Zamorra und Nicole hatten sich entsprechend ausstaffiert, gegen die Kälte und gegen Schwarze Magie. Im Gegensatz zu anderen Menschen machte es ihnen nichts aus, sich die Nacht um die Ohren zu schlagen. Sie waren es gewohnt.
Wer Dämonen, Vampire, Werwölfe und andere Kreaturen der Finsternis jagen will, der muß sich deren Gepflogenheiten anpassen. Und die Geschöpfe der Dunkelheit waren nun mal vorzugsweise bei Nacht aktiv.

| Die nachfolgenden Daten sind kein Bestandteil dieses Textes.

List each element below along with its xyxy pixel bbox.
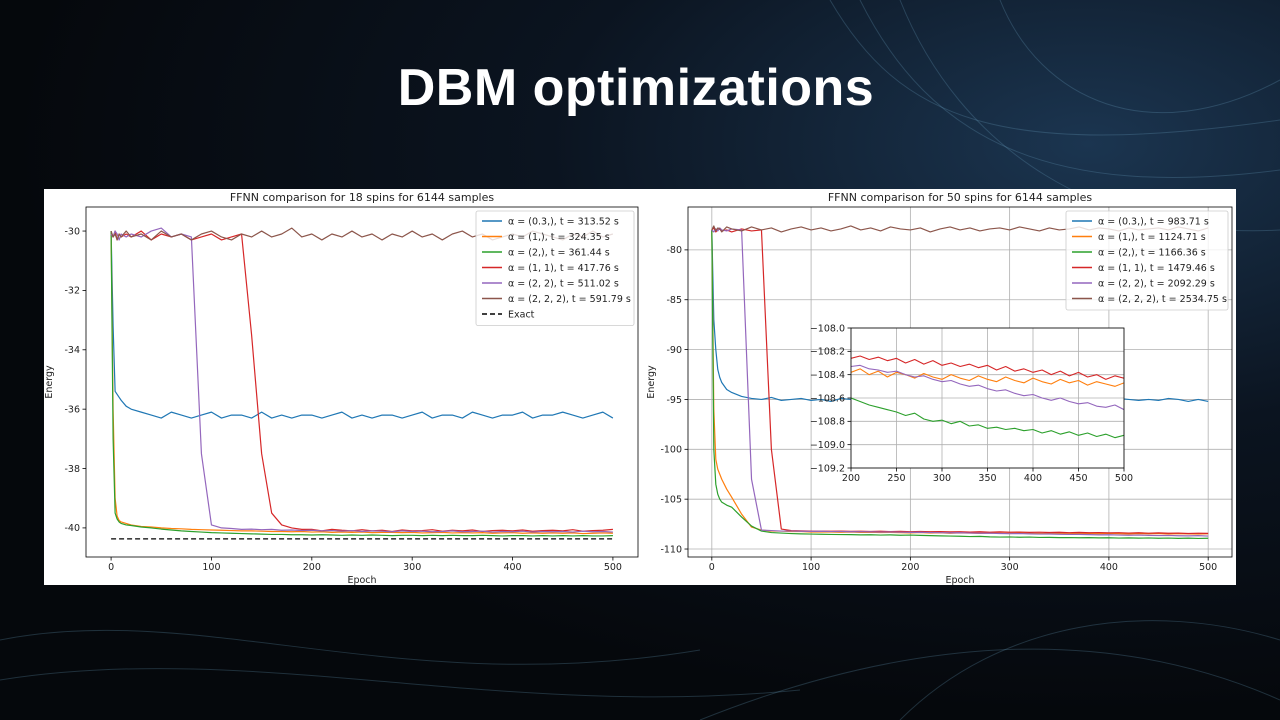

Auch in dieser Nacht war es neblig.
»Eine gute Zeit für Werwölfe«, meinte Zamorra. »Niemand sieht sie, wenn sie durch die Nebel streifen. Der Nebel dämpft auch die Geräusche. Sie können ihre Opfer leicht überraschen. Wer jetzt ahnungslos unterwegs ist, wie vor Tagen Jean Bouix…«
»Dafür haben es die Vampire schwerer«, erwiderte Nicole sarkastisch. »Die verfliegen sich bei diesem Nebel oder können erst gar nicht starten.«
»Du kannst ja einen Fluglotsendienst für Vampire einrichten«, schlug Zamorra vor.
Nicole tippte sich an die Stirn.
Sie bewegten sich durch das Waldgebiet. Zamorra war zwar nicht absolut sicher, ob sie auf den Werwolf - oder einen von ihnen? - treffen würden. Es mochte sein, daß der erste sich jetzt zurückhielt, und der zweite, dessen Mord nicht in den Rahmen paßte, sein Revier bereits verlegt hatte.